Why does this matter?  In our paper the (negative) correlation between real wages and IP was so obvious when you look at the graph, that no amount of tweaking could change the result.  When Mitchell reversed the result with Miron/Romer data it should have been a red flag.

I’ll just answer a few more charges.  Mitchell accuses us of making some arbitrary decisions like using IP and using a 4 month window for the effects of wage shocks.  He also asks why I looked at only those 5 fluctuations in IP in my post, as there are many others.

1.  Even Mitchell agrees that there are lots of high frequency IP shocks.  So we needed monthly data, and IP data was the best cyclical indicator we could find.

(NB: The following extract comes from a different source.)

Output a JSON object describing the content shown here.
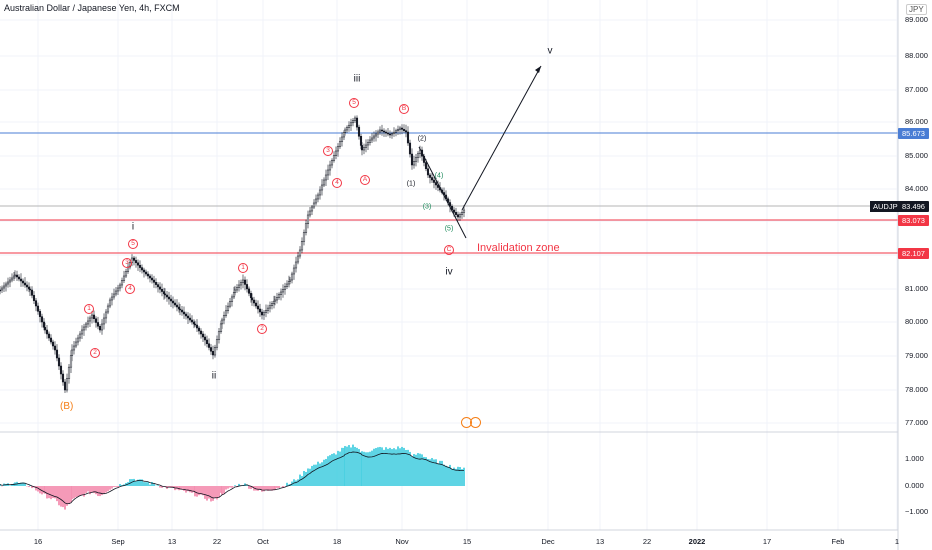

2.  Given that many of the high frequency shocks occur within a calendar year (even in the graph he shows) it seemed reasonable to use a four month window for my blog post.  One month is obviously too short to avoid the ‘noise’ problem and 12 months would cover several cycles.  My post findings are not that sensitive to 4 months; 2, 3, 4, 5, 6, 7, 8 would all show a similar pattern, but the absolute changes would vary.

3.  I looked at those 5 IP shocks because I was examining the impact of nominal wage shocks in that post, and there were only 5 big nominal wage shocks in the New Deal.  Somehow he is thinking about the issue backward, he seems to think I was investigating IP shocks, and claiming they were all caused by wage shocks.  I’m not an RBC economist.  I have a whole book manuscript showing that most of the variation of IP during the Depression was caused by monetary shocks, not wage shocks.

I don’t mind people criticizing my work on the Depression; I don’t doubt that there are lots of flaws in it.  But you first need to familiarize yourself with the stylized facts, and the nature of the public policy shocks you are investigating.  You can’t just grab some data and run a bunch of regressions.  Unfortunately I think most of the profession disagrees with me on this issue.  In my view the entire field of macroeconomics should be thought of as a branch of economic history, and should be taught that way.  Try getting tenure in an elite program with that attitude.

HT:  Nicholas Blanchard

PS.   The last sentence doesn’t mean that there aren’t good macro historians at elite programs.